VATICANO DIVULGA ENCÍCLICA SOBRE MORALIDADE

O Vaticano divulgou ontem a encíclica "Veritatis Splendor" (Esplendor da Verdade), dirigida a todos os bispos da Igreja Católica e que trata de alguns pontos fundamentais da doutrina moral. O documento tem 176 páginas e ressalta que o rico patrimônio de reflexões morais deve enfrentar em nossos dias o desafio de uma nova situação criada no interior da sociedade e da própria comunidade cristã. No documento, João Paulo 2o. advertiu os bispos para a "decadência do sentido moral" na sociedade e suas consequências sobre a democracia. Uma democracia sem valores se transforma com facilidade em um
76072 totalitarismo visível ou encoberto, escreveu o papa. A encíclica, a 10a. em 15 anos de pontificado, foi preparada ao longo de seis anos e rechaça algumas correntes da teologia moderna que negam a doutrina tradicional sobre a "lei natural, a universalidade e validade permanente de seus preceitos", adverte contra os erros doutrinários e reafirma que só na verdade a liberdade tem um caráter "humano e responsável". No documento, o papa pediu aos bispos "vigilância pastoral" da moral e enfatizou que "a firmeza da Igreja em defender as normas morais universais e imutáveis não tem nada de humilhante". Lembrando os documentos do Concílio Vaticano II, João Paulo 2o. reiterou que existem atos que, independentemente das circunstâncias, são "sempre gravemente ilícitos" do ponto de vista moral.

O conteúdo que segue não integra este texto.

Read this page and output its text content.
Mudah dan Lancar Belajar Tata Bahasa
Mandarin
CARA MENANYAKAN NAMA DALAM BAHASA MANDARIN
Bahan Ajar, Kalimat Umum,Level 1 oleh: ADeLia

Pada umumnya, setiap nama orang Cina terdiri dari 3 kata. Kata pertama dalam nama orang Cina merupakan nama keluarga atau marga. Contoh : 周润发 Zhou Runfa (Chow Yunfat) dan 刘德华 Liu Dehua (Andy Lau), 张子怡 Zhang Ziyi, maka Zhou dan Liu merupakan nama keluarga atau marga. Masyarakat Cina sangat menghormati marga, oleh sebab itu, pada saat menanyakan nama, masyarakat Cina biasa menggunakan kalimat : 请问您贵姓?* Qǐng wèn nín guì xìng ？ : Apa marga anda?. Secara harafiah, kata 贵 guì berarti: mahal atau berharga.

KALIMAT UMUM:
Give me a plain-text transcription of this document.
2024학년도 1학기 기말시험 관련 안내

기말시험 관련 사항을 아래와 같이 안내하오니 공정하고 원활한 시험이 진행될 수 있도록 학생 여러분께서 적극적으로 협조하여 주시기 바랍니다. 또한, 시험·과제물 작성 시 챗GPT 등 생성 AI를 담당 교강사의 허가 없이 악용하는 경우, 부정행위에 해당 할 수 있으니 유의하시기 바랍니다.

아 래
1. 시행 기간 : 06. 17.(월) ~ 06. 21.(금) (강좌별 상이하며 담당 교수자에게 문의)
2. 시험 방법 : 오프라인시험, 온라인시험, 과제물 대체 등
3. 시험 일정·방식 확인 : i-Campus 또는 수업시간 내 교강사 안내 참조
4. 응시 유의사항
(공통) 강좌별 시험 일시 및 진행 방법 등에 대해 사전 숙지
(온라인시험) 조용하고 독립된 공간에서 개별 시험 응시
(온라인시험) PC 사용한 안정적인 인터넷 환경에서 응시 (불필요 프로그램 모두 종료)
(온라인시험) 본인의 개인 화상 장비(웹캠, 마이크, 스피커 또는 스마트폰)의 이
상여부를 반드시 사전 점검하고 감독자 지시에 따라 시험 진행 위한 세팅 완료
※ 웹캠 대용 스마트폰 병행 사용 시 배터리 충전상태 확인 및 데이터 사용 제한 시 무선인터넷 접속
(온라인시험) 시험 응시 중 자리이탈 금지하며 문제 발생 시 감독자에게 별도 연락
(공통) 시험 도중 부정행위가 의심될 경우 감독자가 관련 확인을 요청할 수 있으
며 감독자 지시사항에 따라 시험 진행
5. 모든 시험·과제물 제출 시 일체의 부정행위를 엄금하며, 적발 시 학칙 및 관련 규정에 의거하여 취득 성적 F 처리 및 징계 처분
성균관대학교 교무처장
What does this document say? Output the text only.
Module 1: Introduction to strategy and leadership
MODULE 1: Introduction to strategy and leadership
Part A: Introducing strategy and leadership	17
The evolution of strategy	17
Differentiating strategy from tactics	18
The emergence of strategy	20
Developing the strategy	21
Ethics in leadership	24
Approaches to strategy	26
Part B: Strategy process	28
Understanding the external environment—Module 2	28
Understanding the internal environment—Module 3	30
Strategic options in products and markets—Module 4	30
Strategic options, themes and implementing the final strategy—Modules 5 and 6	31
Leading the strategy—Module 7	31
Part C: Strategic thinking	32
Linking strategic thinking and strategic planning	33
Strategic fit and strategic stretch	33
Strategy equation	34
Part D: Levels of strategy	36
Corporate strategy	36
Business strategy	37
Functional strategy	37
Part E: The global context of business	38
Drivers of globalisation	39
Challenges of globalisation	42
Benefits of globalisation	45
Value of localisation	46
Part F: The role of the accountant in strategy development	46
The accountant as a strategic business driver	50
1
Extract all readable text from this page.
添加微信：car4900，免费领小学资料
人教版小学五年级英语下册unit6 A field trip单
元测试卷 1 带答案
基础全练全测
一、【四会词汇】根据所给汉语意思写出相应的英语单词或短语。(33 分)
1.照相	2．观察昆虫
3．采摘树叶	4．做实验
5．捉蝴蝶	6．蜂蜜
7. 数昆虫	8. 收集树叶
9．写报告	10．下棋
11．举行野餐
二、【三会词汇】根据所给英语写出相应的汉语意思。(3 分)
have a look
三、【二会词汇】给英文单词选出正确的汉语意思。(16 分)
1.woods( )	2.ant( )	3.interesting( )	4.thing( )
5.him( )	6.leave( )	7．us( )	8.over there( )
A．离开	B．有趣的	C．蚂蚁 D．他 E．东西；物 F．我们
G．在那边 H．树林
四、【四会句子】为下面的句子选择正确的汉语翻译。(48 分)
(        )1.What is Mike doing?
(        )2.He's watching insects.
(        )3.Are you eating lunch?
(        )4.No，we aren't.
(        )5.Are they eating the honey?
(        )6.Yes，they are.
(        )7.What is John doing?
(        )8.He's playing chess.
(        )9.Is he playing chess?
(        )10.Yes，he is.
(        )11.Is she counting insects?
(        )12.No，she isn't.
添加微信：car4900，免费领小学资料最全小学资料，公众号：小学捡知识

Entre esses, o papa citou homicídios, genocídios, o aborto, a eutanásia, suicídio, torturas e mutilações, escravidão, prostituição, condições subumanas, detenções arbitrárias, deportações, tráfico de escravas brancas, "as condições ignominiosas de trabalho em que os operários são tratados como meros instrumentos de lucro e não como pessoas livres e responsáveis". O texto reafirma veto ao controle da natalidade e condena homossexualismo, sexo pré-marital, além do aborto. Ao apresentar a encíclica, o cardeal alemão Joseph Ratzinger afirmou que a queda do nível moral da sociedade representa uma questão de "vida ou morte para a Humanidade". Ele denunciou a escalada de violência que "para alguns, ou para grupos inteiros, aparece como único modo de melhorar o mundo" (O ESP) (FSP).